Some healthcare organizations are using intelligent data extraction, which combines AI software with natural language processing and tools like digital fax to gather shareable information more fully. These solutions pull information from unstructured documents like handwritten notes, PDFs, scans, and images, and send it to clinicians and staff directly within their workflows, speeding access to care and avoiding delays in treatment that could potentially impact outcomes.
Despite the abundance of low-hanging fruit for AI uses, Yue cautioned the healthcare industry to not be afraid of progression. “For example, some EHR companies are beginning to leverage generative AI to more easily craft communications that are more patient friendly,” she said.

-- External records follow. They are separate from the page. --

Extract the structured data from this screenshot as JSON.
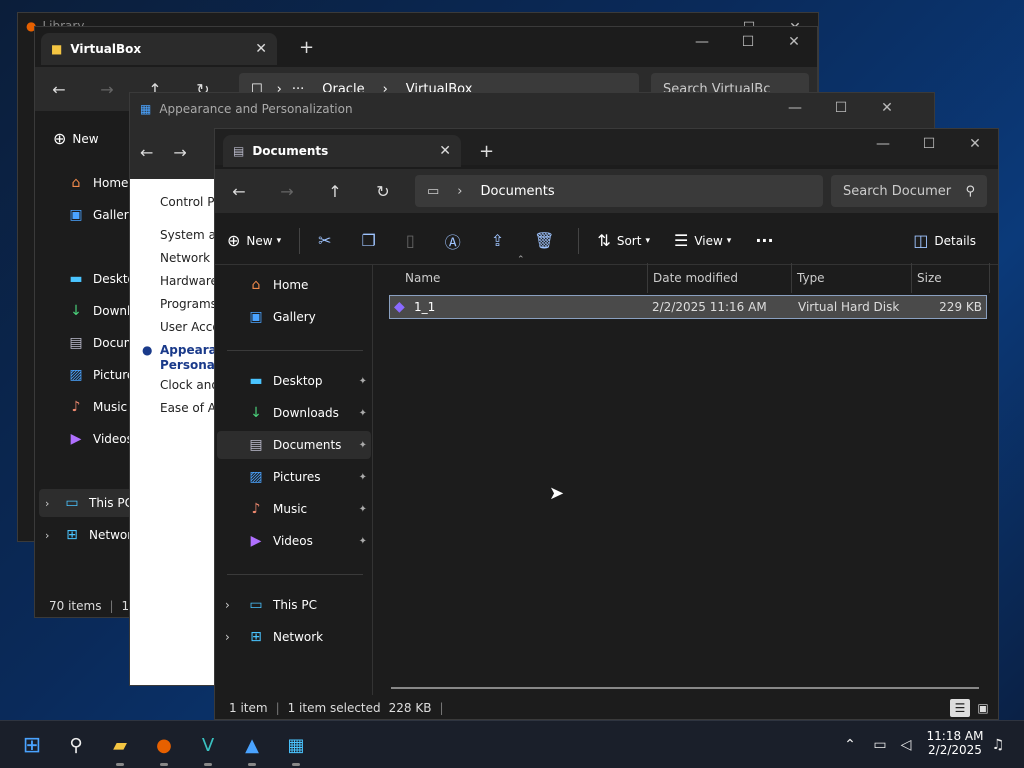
{
  "windows": {
    "library": {
      "title": "Library"
    },
    "virtualbox": {
      "tab_title": "VirtualBox",
      "breadcrumb": [
        "Oracle",
        "VirtualBox"
      ],
      "search_placeholder": "Search VirtualBc",
      "new_label": "New",
      "nav": [
        "Home",
        "Gallery",
        "Desktop",
        "Downlo",
        "Docum",
        "Pictures",
        "Music",
        "Videos",
        "This PC",
        "Networ"
      ],
      "status": "70 items",
      "status2": "1 it"
    },
    "appearance": {
      "title": "Appearance and Personalization",
      "items": [
        "Control Pa",
        "System an",
        "Network a",
        "Hardware",
        "Programs",
        "User Acco",
        "Appearanc",
        "Personaliz",
        "Clock and",
        "Ease of Ac"
      ]
    },
    "documents": {
      "tab_title": "Documents",
      "address": "Documents",
      "search_placeholder": "Search Documer",
      "toolbar": {
        "new_label": "New",
        "sort_label": "Sort",
        "view_label": "View",
        "details_label": "Details"
      },
      "nav": {
        "home": "Home",
        "gallery": "Gallery",
        "desktop": "Desktop",
        "downloads": "Downloads",
        "documents": "Documents",
        "pictures": "Pictures",
        "music": "Music",
        "videos": "Videos",
        "this_pc": "This PC",
        "network": "Network"
      },
      "columns": {
        "name": "Name",
        "date": "Date modified",
        "type": "Type",
        "size": "Size"
      },
      "files": [
        {
          "name": "1_1",
          "date": "2/2/2025 11:16 AM",
          "type": "Virtual Hard Disk",
          "size": "229 KB"
        }
      ],
      "status": {
        "count": "1 item",
        "selected": "1 item selected",
        "size": "228 KB"
      }
    }
  },
  "taskbar": {
    "time": "11:18 AM",
    "date": "2/2/2025",
    "apps": [
      "start-icon",
      "search-icon",
      "file-explorer-icon",
      "firefox-icon",
      "vscode-icon",
      "photos-icon",
      "control-panel-icon"
    ]
  },
  "colors": {
    "accent": "#9fc4ff",
    "window_bg": "#1c1c1c",
    "selection": "#4a4a4a"
  }
}
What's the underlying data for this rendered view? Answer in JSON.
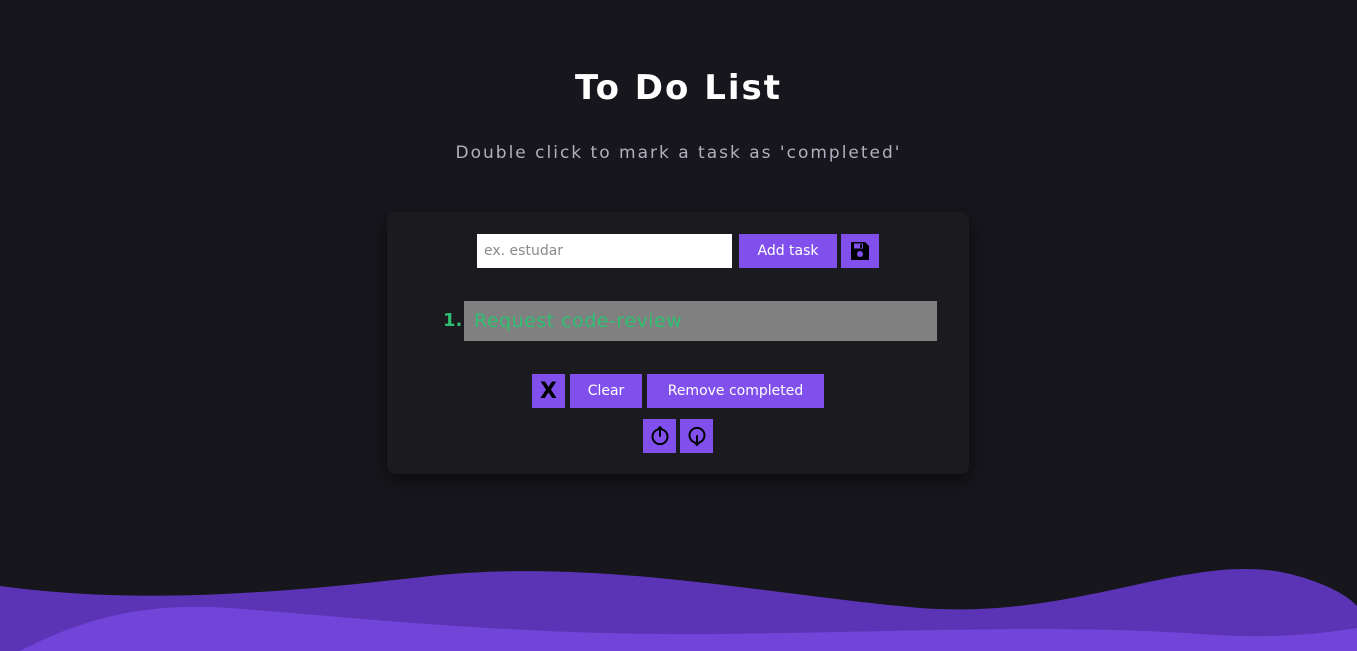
{
  "header": {
    "title": "To Do List",
    "subtitle": "Double click to mark a task as 'completed'"
  },
  "form": {
    "input_placeholder": "ex. estudar",
    "input_value": "",
    "add_label": "Add task",
    "save_icon": "floppy-disk-icon"
  },
  "tasks": [
    {
      "number": "1.",
      "text": "Request code-review",
      "completed": true
    }
  ],
  "actions": {
    "delete_label": "X",
    "clear_label": "Clear",
    "remove_completed_label": "Remove completed",
    "move_up_icon": "arrow-up-circle-icon",
    "move_down_icon": "arrow-down-circle-icon"
  },
  "colors": {
    "background": "#17161c",
    "card": "#1b1a1f",
    "accent": "#8150ec",
    "completed_text": "#2fbf71",
    "completed_bg": "#808080",
    "wave_back": "#5b34b5",
    "wave_front": "#7245d9"
  }
}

The Need for AI Governance Amid Concerns
It’s clear that AI is contributing to healthcare in meaningful ways. However, concerns abound around its use and the need for guidelines. Some of the primary concerns that panelists discussed involve the veracity of data used to train AI and whether that data introduces bias, as well as privacy and security issues.
Although the panelists expressed a need for greater clarity in what’s currently an “extremely nebulous regulatory environment,” they also cautioned that regulation, even if well-meaning, could have unintended consequences in what is a very nuanced and complex space.
“A really interesting policy/ethical question is, when is the greater good and the regulatory thing in tension with each other? How do we advance the greater good in a way that also preserves things like commercial interest or privacy rights?” Sullivan asked. “We must think about how to advance the state of healthcare in a way that’s both responsible and considers those limitations.”